Let’s take a look at more parameter testing. Meet Reflected HTTP Parameter Pollution. HPP is an injection weakness vulnerability that occurs when an attacker can inject a delimiter and change the parameters or a value in a URL. Often HPP vulnerabilities are used to cause the original parameter value (from a name-value pair) to be cancelled out and a different value to be injected (e.g. changing a ‘SAVE’ function to a ‘DELETE’ function). Check it out!

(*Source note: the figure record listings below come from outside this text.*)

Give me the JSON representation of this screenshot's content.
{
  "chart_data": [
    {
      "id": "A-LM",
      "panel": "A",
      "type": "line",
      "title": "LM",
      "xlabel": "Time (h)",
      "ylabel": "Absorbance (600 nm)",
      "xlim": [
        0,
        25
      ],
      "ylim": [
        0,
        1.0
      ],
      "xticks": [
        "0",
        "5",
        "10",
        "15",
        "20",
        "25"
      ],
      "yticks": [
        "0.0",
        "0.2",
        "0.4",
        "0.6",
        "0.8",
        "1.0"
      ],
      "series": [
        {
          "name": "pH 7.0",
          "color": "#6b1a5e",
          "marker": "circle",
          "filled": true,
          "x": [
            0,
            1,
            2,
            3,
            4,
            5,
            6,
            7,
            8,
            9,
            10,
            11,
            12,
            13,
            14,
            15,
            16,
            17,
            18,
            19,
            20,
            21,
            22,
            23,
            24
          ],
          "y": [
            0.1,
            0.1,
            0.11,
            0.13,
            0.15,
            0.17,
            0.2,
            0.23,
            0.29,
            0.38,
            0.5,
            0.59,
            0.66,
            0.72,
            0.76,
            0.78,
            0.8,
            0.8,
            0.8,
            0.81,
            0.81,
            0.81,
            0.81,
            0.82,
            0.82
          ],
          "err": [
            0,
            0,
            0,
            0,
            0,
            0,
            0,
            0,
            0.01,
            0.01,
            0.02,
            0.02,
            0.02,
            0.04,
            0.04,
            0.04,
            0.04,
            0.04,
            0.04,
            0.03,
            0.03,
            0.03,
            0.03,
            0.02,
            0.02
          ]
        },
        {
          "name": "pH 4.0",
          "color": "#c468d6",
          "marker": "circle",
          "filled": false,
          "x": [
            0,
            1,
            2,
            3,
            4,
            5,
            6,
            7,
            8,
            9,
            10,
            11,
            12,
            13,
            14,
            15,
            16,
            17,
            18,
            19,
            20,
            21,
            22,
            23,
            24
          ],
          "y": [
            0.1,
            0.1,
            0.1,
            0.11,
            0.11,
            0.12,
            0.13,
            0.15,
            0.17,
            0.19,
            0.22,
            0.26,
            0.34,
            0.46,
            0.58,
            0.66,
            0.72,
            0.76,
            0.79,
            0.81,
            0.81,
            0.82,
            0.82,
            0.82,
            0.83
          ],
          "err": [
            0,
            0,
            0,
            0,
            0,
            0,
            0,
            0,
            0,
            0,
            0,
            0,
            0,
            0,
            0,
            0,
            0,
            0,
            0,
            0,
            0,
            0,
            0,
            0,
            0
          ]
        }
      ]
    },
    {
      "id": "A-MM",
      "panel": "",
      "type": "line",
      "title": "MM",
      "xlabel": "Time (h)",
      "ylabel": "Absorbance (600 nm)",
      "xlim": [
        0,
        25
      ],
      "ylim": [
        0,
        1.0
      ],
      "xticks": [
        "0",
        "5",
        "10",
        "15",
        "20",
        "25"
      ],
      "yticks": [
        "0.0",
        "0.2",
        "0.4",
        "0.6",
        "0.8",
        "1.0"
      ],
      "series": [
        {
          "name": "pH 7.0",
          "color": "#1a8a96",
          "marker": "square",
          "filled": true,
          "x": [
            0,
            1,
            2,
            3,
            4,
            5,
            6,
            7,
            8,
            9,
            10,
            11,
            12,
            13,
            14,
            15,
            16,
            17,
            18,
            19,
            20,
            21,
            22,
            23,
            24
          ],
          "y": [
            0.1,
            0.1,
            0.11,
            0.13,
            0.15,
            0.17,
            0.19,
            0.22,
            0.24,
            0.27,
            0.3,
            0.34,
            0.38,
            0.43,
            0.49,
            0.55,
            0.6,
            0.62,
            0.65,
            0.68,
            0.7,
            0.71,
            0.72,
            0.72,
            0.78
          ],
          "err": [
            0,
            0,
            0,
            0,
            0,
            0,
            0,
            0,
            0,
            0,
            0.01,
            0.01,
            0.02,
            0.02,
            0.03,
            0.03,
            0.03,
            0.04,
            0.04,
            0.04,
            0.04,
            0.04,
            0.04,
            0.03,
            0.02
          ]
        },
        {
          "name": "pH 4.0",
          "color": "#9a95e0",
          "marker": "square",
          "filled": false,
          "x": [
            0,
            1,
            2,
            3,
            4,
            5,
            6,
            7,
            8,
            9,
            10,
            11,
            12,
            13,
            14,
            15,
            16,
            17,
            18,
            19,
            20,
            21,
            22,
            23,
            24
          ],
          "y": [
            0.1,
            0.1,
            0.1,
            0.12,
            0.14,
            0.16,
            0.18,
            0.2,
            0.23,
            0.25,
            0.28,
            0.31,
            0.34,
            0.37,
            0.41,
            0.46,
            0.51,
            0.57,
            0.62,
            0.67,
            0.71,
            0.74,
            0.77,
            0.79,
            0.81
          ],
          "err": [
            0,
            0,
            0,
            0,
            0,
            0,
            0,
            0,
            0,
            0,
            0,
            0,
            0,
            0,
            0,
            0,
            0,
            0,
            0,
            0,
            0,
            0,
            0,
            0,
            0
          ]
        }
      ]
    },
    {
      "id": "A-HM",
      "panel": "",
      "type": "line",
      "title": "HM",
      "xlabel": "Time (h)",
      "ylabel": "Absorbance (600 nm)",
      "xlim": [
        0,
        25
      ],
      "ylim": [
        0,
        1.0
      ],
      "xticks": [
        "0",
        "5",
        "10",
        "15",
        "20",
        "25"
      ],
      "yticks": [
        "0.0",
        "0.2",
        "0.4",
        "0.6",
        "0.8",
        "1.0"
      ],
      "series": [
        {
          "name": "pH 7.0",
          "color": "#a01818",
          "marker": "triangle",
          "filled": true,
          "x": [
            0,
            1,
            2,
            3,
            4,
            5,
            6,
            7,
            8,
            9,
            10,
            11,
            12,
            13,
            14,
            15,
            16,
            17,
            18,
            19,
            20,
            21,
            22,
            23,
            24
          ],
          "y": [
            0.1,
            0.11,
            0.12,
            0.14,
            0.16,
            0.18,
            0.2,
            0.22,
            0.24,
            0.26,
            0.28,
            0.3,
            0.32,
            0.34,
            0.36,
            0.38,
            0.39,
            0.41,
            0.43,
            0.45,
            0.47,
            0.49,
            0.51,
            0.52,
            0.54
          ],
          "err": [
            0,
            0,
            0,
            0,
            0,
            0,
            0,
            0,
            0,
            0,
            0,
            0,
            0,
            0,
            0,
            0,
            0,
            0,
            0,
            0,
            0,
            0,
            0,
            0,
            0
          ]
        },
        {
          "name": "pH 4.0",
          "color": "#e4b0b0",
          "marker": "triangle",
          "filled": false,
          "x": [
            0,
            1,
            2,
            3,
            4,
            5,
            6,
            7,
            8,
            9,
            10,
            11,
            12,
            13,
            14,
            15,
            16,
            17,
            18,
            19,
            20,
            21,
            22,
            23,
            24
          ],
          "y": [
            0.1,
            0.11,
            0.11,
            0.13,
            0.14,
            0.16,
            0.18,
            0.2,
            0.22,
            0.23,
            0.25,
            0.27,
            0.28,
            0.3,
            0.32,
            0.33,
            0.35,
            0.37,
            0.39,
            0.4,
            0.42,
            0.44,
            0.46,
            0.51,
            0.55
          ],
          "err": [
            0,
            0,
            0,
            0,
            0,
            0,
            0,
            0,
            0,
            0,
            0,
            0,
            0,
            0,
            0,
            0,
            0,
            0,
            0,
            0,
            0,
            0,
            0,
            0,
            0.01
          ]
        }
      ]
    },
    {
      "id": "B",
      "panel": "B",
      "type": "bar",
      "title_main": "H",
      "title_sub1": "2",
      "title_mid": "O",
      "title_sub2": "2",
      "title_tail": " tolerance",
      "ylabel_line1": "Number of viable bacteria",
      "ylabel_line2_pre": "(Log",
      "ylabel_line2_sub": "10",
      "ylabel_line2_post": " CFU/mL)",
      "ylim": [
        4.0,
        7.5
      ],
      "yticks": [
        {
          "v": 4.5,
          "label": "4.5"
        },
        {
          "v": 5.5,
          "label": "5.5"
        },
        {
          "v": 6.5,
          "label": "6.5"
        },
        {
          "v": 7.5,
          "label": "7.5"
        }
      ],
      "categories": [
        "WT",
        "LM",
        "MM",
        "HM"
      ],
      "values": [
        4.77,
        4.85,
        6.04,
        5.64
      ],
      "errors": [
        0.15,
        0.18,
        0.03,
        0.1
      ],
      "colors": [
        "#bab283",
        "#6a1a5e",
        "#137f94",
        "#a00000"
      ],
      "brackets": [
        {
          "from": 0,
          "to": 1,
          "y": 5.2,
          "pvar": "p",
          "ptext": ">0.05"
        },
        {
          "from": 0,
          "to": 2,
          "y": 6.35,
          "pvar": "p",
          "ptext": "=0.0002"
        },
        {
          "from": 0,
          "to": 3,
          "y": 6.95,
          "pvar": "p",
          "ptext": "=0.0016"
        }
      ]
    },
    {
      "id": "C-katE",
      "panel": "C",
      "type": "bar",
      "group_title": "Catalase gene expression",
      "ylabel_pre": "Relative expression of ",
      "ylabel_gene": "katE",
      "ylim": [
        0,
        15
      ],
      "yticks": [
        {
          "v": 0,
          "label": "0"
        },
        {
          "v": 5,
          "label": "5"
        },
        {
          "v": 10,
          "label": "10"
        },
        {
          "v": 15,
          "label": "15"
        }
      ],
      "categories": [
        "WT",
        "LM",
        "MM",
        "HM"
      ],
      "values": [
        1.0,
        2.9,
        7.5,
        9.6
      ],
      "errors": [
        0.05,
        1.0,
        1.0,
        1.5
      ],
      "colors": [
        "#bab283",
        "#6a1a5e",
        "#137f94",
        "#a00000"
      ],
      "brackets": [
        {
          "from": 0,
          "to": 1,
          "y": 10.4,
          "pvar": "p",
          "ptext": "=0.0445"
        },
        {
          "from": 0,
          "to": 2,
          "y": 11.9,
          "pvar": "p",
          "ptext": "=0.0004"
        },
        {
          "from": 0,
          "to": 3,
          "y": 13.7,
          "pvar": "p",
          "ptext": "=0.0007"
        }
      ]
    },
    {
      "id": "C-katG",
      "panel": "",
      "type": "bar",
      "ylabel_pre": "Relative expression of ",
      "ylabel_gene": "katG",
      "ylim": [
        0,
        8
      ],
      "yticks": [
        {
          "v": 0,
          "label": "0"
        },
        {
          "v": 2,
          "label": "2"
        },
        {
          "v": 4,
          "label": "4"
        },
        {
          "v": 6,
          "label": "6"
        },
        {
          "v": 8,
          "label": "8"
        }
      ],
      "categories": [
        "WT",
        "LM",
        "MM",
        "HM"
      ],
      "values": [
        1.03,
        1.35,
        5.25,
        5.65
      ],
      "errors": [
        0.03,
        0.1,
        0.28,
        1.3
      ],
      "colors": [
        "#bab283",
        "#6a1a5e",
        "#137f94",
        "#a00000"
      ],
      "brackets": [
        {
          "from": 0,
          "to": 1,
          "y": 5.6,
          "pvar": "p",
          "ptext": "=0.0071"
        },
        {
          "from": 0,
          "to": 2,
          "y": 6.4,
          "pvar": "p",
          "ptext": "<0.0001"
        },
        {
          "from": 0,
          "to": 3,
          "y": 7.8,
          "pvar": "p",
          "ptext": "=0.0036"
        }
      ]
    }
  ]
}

In this example, we are injecting a delimiter into the switchMenuID parameter:

GET /landingpage.php?switchMenuId=1%26rhppvar%3DRHPP1234 HTTP/1.1
Referer: httphacker.com/landingpage.php
Accept: /
Pragma: no-cache
User-Agent: Mozilla/5.0 Gecko/20110614 Firefox/3.6.18
Connection: Keep-Alive

The injection occurs and now poses as a threat to anyone who executes the Menu Item links:

HTTP/1.1 200 OK
Content-Type: text/html
Server: Microsoft-IIS/7.5
X-Powered-By: ASP.NET
Date: Tue, 4 Mar 2014 17:22:30 GMT
Content-Length: 87314

a href=”?tabId=1&switchMenuId=1&rhppvar=RHPP1234“>Menu Item 1
a href=”?tabId=2&switchMenuId=1&rhppvar=RHPP1234“>Menu Item 2
a href=”?tabId=3&switchMenuId=1&rhppvar=RHPP1234“>Menu Item 3
a href=”?tabId=4&switchMenuId=1&rhppvar=RHPP1234“>Menu Item 4
a href=”?tabId=5&switchMenuId=1&rhppvar=RHPP1234“>Menu Item 5

To mitigate this specific vulnerability, you need to utilize strict input validation to ensure that the encoded parameter delimiter (%26 in this example) is handled by the server properly. Always use proper URL encoding including user-supplied content within the links or other forms of output. To look at HPP vulnerabilities a bit further, my next couple of blogs will focus on Client-side HTML Parameter Pollution and CSRF Attacks via HPP. Protect those params!